Most women in California won’t be affected by Monday’s U.S. Supreme Court landmark decision in Sebelius v. Hobby Lobby. The Christian owners of the craft store chain challenged the Affordable Care Act’s requirement that companies provide contraception coverage to their employees. The Court ruled that closely-held, for-profit companies can opt out if they object on religious grounds.
But it’s not so easy in California. That’s because the ruling doesn’t apply to state laws. California has had the Women’s Contraceptive Equity Act on the books since 1999. It requires health insurance companies that cover prescription drugs to also cover birth control.
“For most workers in California, nothing will change,” says Maggie Crosby, attorney with the ACLU of Northern California. “Women should feel secure that if they have birth control coverage today, they will have it tomorrow.”

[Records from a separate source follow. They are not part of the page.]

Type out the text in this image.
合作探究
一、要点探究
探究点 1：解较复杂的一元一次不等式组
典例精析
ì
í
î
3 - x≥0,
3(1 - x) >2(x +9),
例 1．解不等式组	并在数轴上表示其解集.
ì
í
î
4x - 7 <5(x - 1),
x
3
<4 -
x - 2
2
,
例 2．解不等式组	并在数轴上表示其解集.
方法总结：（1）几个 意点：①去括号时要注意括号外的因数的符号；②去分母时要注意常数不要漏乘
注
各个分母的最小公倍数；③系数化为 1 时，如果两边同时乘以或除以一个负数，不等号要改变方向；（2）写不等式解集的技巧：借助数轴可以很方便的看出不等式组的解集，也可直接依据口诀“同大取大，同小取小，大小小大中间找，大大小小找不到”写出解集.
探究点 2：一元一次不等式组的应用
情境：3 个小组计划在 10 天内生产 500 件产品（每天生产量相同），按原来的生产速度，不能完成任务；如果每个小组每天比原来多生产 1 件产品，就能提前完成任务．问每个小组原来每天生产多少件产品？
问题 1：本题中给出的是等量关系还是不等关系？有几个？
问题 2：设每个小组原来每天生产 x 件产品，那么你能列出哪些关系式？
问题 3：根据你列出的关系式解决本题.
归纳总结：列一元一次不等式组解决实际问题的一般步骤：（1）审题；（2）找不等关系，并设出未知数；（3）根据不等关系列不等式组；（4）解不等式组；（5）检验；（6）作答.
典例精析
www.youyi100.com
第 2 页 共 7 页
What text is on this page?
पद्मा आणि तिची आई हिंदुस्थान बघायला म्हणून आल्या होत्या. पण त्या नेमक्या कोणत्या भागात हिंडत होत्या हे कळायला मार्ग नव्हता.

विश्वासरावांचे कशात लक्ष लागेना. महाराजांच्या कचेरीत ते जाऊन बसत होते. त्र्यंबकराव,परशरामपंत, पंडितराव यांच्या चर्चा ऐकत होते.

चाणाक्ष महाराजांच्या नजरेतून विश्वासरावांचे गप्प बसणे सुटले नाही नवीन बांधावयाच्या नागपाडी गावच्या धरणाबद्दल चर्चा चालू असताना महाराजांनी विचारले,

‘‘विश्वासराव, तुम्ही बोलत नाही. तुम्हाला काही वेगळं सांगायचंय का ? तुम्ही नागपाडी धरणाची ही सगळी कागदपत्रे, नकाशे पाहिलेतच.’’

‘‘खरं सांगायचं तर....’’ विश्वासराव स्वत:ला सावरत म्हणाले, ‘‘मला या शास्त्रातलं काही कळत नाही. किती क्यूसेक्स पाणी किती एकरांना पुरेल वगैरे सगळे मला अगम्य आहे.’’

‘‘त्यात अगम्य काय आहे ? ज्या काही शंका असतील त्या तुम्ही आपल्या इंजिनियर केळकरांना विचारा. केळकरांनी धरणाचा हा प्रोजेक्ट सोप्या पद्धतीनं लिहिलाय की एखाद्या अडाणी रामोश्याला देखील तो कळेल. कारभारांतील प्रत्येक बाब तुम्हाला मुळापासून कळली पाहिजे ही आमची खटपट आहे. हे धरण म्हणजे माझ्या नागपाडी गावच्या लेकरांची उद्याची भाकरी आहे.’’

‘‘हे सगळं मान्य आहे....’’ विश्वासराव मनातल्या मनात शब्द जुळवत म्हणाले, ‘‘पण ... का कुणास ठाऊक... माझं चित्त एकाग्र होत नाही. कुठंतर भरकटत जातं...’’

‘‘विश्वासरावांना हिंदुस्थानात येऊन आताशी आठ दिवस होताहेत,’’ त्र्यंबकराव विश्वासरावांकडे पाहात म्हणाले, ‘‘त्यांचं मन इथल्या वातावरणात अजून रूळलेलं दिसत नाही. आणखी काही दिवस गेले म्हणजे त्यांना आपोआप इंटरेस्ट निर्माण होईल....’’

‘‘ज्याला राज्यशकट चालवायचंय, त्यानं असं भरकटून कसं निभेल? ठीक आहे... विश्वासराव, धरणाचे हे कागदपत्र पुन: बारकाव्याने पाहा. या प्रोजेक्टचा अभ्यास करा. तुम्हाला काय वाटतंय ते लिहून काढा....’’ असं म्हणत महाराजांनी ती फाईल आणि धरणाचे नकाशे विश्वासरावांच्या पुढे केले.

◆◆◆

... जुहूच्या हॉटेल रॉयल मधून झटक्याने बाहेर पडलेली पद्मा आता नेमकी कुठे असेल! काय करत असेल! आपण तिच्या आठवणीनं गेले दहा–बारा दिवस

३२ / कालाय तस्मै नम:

She says the state law is still in full effect after Monday’s Supreme Court ruling.
“If there is anything that is not the boss’ business, it is whether an employee uses contraception,” she says. “That is the rule in California.”
More than two dozen other states have similar laws, including Texas, Massachusetts, and New Jersey. Those state laws stick because of the legal reasoning on which the Court based its ruling. Lawyers for Hobby Lobby argued the company could claim religious rights under a federal law, the Religious Freedom Restoration Act, and the First Amendment of the Constitution.